Research Article: Efficacy and Safety of Therapies for Acute Ischemic Stroke in China: A Network Meta-Analysis of 13289 Patients from 145 Randomized Controlled Trials

Date Published: February 13, 2014

Publisher: Public Library of Science

Author(s): Bowen Yang, Jingpu Shi, Xin Chen, Bing Ma, Hao Sun, Yu-Kang Tu.


Many of these therapies have been compared against placebos, but have not been directly compared against each other. To evaluate the efficacy and safety of several commonly used drugs for AIS directly or indirectly.

A systematic literature review was performed to identify randomized controlled trials (RCTs) published prior to April 2013 for AIS therapies. The primary outcome measures were the National Institutes of Health Stroke Scale (NIHSS) scores and the clinical effective rate. A fixed-effects meta-analysis and meta-regression are performed; lastly, performed a mixed treatment comparison was performed through the Bayesian methods.

Outcome of Efficacy of therapies for acute ischemic stroke are as followed: All of the therapies mentioned above yielded results a more effective result than placebo, Sodium ozagrel (RR 3.86, 95%CI 3.18–4.61); Sodium ozagrel + edaravone (RR 9.60, 95%CI 7.04–13.06); Edaravone (RR 4.07, 95%CI 3.30–5.01); Edaravone + Kininogenase (RR 15.33, 95%CI 10.03–23.05). The significant difference in efficacy between edaravone monotherapy and Sodium ozagrel + edaravone was evident (RR 0.43, 95%CI 0.08–0.61) and was also significant between efficacy of edaravone + Kininogenase and Sodium ozagrel (RR 4.00, 95%CI 2.47–6.24). The differences between the risk and benefit were not significant when comparing Sodium ozagrel and edaravone or edaravone + Kininogenase and Sodium ozagrel + Edaravone for AIS. Outcome of the defect of neurological function: Placebo served a significant difference in treating the defects of neurological function compared with Sodium ozagrel (WMD = −3.11, 95%CI −4.43 to −1.79), Sodium ozagrel + edaravone (WMD = −6.25, 95%CI −7.96 to −4.54) and Edaravone + Kininogenase (WMD =  −3.47, 95%CI −5.73 to −1.21).

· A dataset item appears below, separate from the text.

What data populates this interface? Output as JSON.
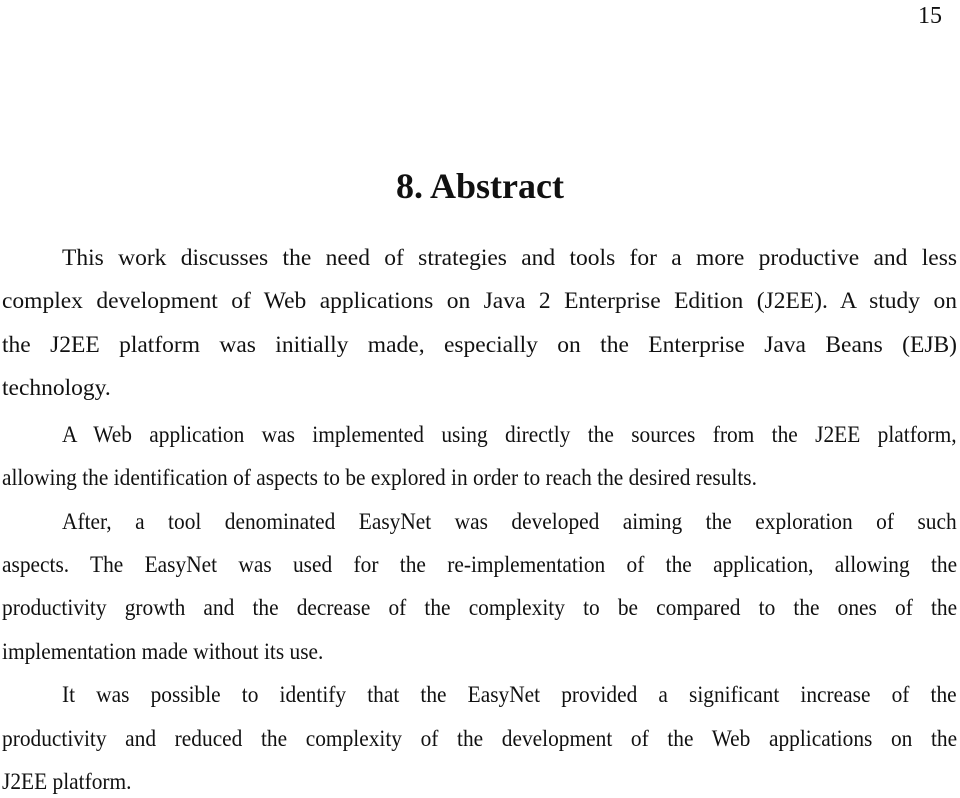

It provides that the efficacy of edaravone monotherapy in treatment was not more effective than Sodium ozagrel + edaravone.The efficacy of edaravone + Kininogenase monotherapy in treatment was more effective than Sodium ozagrel. Edaravone + Kininogenase and Sodium ozagrel + Edaravone appeared the most effective treatments. And Sodium ozagrel, Sodium ozagrel + edaravone, Edaravone + Kininogenase can improve the nerve dysfunction.

Partial Text

Stroke is the second most common cause of death and the major cause of disability worldwide, preceded only by heart attack. The burden of stroke will increase greatly in the next 20 years, especially in developing countries, due to the aging of population [1]. About 80% of all acute strokes are caused by cerebral infarction, usually resulting from thrombotic or embolic occlusion of a cerebral artery [2]. In addition, China must face the greatest number of cases of stroke due to its 1.34 billion population accounted for as of 2011 [3]. The epidemiological data shows that from 1984 to 2004 the incidence of ischemic stroke as the most common subtype, representing about 80% of all strokes, and has increased by 8.7% per year even though the incidence of hemorrhagic stroke decreased by 1.7% every year in China [3]. Guideline from the American Heart Association/American Stroke Association for the patients’ early management of acute ischemic stroke remains multifaceted, and includes several aspects of care that have not been tested in clinical trials [4]. Although data from some experimental and human studies have suggested that edaravone and Sodium ozagrel, the neuroprotective agent, may be beneficial for people with acute ischemic stroke, It has been widely used in China to treat stroke [5], [6], the comparisons of these drugs or combined treatments were unclear.

We conducted a network meta-analysis using a Bayesian analytic framework applied to data abstracted from the RCTs in order to simultaneously compare therapies that have not previously been directly compared. These results summaries experience of the treatment of acute cerebral stroke in short-term clinical trials, incorporating both direct and indirect comparisons of agents, including those that have never been compared directly (i.e. edaravone versus Sodium ozagrel combined with edaravone). The network meta-analysis technique overcomes the significant heterogeneity in traditional meta-analysis for several drug classes versus all other treatment of acute cerebral stroke in short-term clinical trials. Due to the reason that it can attribute risk across all classes of initial treatment of acute cerebral stroke in short-term clinical trials, rather than being restricted to comparisons of one class versus all other classes. The findings of this network meta-analysis are robust, in terms of both the low estimate of incoherence within the model itself, and in sensitivity analyses.